Let’s say you want to go for a run. Or maybe you’re more into hiking. You grab your shoes, lace them up, and head off to the local park for a few laps. A few minutes in, you start to slow down because your legs are getting sore. Why? You didn’t stretch first.

There are different reasons people don’t stretch. Sometimes they forget, other times they don’t think it is necessary, and still other times they don’t do it because it is uncomfortable or hurts. But stretching does not have to be painful. Many have found success in their active-regimen with Active Isolated Stretching.

What is Active Isolated Stretching?

Active Isolated Stretching (AIS) is a stretching program with 4 basic principles.

  1. Isolate the muscle you want to stretch.
  2. Repeat each stretch 8-10 times.
  3. Only hold each stretch for two seconds – no more.
  4. Exhale during the stretch, and inhale during the release.

As AIS is repetitively performed, the person completing the stretches tries to extend their range of motion slowly. And because it has a dynamic/repetitive concept, it looks similar to strength training. It also allows you to stretch the muscle when it is a state of maximized relaxation.

 

Why Does It Work?

AIS works by contracting the muscle opposite of the one you want to isolate. This sends signals to the brain to relax the other muscle, which provides an ideal situation to stretch it. Repeating the stretch so frequently increases the flow of blood and nutrients to the area – this gives the muscle the ability to recover more quickly. And when you only hold the stretch for 2 seconds, it keeps the myotatic stretch reflex from activating as well as overstretching the muscle. As an added bonus, it also aids in increasing range of motion.

If the stretch reflex is triggered, the muscle will begin to contract, which defeats the purpose of this exercise. It reduces the amount of oxygen in the area – the opposite of what you want to happen.

The controlled breathing assists in increasing oxygen to the muscles. This lessens the buildup of lactic acid which contributes to the soreness in muscles. It also is a contributor to injuries.

Because Active Isolated Stretching is what’s called “active” stretching (meaning the person whose muscles are being stretched is performing the stretches using their own body parts rather than assistance), it causes reciprocal inhibition. In layman’s terms, this means that when one muscle contracts, another one relaxes. That is the perfect time to begin stretching the muscle.

 

The Benefits of Active Isolated Stretching

Neuromuscular re-education

AIS engages your muscles and brain in each movement and stretch. So each time you reach a new range of motion, you produce a new neural pathway.

Increases flexibility

At some point, you mentally conned yourself into believing you could only stretch so far. That most likely happened either after an injury or because that area was not as strong or flexible as it should be. The “reprogramming” that comes along with AIS helps get rid of any internalized idea concerning your flexibility.

Stress Relief

The contraction of your muscles can often be caused by stress. This stress puts extra tension on your body, so it’s important to relieve the stress.

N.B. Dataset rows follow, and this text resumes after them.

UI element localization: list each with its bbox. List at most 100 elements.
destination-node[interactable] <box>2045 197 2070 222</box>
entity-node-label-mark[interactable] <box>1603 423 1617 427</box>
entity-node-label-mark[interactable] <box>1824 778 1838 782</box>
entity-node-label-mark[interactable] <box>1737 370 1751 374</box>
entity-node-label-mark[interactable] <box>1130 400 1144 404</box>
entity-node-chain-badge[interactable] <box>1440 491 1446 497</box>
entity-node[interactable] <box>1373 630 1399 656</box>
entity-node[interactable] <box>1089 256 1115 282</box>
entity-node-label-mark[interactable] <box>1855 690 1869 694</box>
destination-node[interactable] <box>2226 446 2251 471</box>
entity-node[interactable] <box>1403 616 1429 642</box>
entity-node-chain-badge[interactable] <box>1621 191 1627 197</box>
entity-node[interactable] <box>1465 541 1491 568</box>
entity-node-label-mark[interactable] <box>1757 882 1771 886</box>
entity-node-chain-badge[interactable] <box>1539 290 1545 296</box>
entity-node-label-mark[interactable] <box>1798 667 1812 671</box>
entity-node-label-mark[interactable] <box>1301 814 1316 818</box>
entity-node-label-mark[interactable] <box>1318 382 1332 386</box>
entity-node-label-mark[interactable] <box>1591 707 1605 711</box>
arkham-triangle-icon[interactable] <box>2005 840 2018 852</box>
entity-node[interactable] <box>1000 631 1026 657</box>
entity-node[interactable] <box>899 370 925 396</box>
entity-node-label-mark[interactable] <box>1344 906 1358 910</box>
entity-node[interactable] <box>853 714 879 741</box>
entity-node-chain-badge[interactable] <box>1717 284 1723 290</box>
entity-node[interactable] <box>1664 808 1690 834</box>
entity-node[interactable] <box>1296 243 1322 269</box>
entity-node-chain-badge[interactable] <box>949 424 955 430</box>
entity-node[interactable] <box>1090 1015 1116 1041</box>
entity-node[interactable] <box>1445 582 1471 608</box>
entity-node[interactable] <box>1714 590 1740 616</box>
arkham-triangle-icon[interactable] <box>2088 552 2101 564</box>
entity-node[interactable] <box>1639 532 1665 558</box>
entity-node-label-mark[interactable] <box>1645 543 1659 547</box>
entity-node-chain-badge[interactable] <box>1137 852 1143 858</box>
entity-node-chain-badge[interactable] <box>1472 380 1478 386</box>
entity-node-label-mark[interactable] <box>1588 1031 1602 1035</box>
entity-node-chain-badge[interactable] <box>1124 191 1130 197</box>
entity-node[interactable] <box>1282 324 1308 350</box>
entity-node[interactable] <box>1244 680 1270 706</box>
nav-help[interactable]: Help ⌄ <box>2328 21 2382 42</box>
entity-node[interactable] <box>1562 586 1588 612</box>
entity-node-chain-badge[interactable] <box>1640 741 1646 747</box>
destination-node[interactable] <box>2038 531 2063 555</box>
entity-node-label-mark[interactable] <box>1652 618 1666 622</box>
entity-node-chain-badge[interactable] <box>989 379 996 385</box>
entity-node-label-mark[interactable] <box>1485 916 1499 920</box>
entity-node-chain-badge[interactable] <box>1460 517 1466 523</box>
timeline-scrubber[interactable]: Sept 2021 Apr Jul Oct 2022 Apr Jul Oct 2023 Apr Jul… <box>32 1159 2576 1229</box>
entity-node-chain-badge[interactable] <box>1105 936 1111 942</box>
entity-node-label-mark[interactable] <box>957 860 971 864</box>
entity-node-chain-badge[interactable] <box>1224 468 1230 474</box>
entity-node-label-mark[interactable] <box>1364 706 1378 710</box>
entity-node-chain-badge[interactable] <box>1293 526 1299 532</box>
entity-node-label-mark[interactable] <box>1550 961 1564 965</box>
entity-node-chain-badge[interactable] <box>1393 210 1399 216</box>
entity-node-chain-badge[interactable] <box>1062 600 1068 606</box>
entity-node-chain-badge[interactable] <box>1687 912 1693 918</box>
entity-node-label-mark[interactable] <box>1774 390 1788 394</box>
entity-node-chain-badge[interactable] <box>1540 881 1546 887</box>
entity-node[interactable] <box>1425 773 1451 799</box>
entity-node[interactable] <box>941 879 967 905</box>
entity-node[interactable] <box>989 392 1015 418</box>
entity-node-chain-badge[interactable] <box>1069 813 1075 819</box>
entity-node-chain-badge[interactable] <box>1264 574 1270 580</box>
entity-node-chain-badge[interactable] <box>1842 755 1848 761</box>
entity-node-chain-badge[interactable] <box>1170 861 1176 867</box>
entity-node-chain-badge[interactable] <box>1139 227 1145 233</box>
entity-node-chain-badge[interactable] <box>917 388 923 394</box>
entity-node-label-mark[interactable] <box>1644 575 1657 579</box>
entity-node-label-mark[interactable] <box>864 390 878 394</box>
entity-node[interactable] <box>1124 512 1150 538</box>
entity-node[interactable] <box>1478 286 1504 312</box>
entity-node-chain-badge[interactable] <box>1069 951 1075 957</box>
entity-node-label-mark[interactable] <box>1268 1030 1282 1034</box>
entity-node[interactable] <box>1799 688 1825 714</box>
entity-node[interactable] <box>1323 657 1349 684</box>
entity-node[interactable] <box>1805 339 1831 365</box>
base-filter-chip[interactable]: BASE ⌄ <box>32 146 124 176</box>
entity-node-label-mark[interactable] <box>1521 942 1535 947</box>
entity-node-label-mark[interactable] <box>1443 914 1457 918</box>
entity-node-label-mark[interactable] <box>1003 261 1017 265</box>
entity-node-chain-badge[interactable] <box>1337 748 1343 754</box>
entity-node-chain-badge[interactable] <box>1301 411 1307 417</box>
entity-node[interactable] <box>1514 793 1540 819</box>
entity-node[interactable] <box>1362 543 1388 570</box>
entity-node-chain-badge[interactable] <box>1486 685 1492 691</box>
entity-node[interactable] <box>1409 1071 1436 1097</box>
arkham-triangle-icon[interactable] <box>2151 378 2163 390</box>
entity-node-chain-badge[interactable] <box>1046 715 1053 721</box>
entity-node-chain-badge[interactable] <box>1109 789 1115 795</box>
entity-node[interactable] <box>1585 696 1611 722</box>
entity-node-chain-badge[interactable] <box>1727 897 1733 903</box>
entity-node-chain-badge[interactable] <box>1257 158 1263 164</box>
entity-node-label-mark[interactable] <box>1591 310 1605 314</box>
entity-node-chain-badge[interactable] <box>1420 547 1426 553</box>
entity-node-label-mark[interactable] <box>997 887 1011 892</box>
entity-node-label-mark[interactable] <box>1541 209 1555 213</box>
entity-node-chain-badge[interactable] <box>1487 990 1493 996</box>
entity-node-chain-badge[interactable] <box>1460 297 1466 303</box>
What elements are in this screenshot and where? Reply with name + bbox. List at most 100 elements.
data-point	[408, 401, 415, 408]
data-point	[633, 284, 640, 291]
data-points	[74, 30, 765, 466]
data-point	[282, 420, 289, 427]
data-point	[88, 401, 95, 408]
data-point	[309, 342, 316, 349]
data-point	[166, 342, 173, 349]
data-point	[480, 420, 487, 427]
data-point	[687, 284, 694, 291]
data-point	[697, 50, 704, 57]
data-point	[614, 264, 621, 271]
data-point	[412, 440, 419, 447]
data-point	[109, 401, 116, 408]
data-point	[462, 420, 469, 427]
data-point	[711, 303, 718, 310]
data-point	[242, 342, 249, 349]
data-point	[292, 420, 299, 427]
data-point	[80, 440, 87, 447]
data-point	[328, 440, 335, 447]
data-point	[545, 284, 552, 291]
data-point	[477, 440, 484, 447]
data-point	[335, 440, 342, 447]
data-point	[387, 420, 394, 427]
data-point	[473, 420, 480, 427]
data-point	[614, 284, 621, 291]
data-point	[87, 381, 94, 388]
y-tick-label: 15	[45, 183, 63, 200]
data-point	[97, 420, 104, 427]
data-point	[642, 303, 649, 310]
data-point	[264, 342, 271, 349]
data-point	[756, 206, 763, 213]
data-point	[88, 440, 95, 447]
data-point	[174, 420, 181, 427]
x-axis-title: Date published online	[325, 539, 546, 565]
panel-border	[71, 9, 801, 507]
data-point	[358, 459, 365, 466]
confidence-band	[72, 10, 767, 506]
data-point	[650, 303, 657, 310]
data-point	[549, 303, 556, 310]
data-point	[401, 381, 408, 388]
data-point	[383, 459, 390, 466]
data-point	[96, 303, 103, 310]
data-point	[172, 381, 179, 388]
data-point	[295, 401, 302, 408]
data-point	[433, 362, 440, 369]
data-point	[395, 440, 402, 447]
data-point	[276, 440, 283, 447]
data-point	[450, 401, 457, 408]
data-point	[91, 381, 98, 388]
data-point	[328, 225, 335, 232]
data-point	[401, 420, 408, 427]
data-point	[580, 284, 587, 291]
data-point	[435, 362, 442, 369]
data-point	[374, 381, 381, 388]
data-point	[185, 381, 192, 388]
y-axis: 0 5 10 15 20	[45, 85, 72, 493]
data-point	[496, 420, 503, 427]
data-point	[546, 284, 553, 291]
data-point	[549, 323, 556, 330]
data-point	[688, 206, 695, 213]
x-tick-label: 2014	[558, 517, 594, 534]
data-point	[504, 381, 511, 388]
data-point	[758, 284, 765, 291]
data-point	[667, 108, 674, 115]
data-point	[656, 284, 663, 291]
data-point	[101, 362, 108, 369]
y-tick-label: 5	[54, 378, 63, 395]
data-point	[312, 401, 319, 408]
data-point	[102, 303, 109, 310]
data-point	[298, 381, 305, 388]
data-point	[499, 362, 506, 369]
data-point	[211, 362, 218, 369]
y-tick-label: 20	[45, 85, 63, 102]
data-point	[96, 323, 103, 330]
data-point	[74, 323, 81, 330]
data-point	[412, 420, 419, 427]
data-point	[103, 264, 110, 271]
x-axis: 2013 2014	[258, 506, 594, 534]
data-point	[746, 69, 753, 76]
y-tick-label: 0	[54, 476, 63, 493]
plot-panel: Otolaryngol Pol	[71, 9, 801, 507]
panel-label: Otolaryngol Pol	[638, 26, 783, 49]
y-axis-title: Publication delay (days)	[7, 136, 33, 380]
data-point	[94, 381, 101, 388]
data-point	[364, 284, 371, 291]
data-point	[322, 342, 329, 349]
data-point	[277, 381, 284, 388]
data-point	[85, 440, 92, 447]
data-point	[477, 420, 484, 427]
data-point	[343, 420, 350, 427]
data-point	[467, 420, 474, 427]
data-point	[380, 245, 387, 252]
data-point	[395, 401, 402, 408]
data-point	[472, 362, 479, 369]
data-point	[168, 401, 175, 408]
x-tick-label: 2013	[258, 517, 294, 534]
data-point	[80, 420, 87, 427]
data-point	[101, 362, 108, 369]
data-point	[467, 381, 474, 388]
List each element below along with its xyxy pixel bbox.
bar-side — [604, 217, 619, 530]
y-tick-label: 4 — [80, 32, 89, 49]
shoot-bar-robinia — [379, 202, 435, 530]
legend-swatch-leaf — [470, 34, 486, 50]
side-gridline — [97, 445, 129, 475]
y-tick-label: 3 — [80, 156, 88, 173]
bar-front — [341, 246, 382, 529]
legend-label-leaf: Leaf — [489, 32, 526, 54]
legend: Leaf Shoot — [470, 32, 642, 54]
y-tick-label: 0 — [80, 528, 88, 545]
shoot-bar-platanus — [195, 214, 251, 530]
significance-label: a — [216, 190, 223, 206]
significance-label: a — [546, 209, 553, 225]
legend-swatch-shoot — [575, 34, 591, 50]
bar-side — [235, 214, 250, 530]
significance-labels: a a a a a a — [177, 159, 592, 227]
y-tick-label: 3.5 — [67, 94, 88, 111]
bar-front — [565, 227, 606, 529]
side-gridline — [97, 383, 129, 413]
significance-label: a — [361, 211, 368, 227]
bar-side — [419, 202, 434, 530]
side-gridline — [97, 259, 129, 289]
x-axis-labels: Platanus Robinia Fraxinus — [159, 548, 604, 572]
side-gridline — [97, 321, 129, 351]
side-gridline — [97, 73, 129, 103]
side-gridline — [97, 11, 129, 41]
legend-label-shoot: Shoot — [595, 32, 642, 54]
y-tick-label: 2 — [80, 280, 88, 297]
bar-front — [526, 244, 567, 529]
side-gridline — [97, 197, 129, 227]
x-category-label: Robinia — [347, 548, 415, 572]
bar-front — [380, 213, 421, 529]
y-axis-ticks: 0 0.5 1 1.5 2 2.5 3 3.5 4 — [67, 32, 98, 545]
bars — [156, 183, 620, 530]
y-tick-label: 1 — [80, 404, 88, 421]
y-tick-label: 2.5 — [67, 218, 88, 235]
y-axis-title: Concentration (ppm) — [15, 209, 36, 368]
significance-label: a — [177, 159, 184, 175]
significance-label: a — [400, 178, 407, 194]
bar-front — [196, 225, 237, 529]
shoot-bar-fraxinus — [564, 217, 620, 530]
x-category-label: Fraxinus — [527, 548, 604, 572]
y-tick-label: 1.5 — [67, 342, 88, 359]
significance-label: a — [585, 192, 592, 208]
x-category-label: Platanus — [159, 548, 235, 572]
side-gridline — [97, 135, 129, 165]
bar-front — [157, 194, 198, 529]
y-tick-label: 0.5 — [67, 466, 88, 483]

Like other forms of exercise and massage, AIS triggers endorphins which helps improve your mood and state of mind.

Pain Relief

In combination with massage therapy, Active Isolated Stretching can bring quick pain relief to areas like your neck, shoulders, and back. Due to sedentary jobs and a lack of proper instruction, most of us have poor posture; this often results in pain and discomfort in these areas as we try to overcompensate for our imbalances.

Increased Blood Circulation

Stretching of any kind will help the circulatory system. This helps to increase the amount of blood and oxygen your soft tissue and organs receive. So if you’re suffering from water retention, swelling, or poor circulation, the more you stretch, the more your condition will improve.

 

When Should You Perform AIS?

You will benefit from Active Isolated Stretching the most when you notice you have particularly tight muscles like your hamstrings or the ones in your back.

Blood circulation is in its prime in late afternoon and evening, so this is the best time of day to practice this stretching technique.

AIS is also best performed before any intense stretching sessions or vigorous exercising (running, yoga, etc.). When these exercises are practiced ahead of a workout, it allows an increase in blood flow which lowers your chances of muscle strains and tears.

 

In combination with massage therapy, Active Isolated Stretching can help you bounce back to peak performance as well as expand your range of motion.

If you want to see more results from your stretching routine, talk to your massage therapist about Active Isolated Stretching techniques to add to your exercise plan.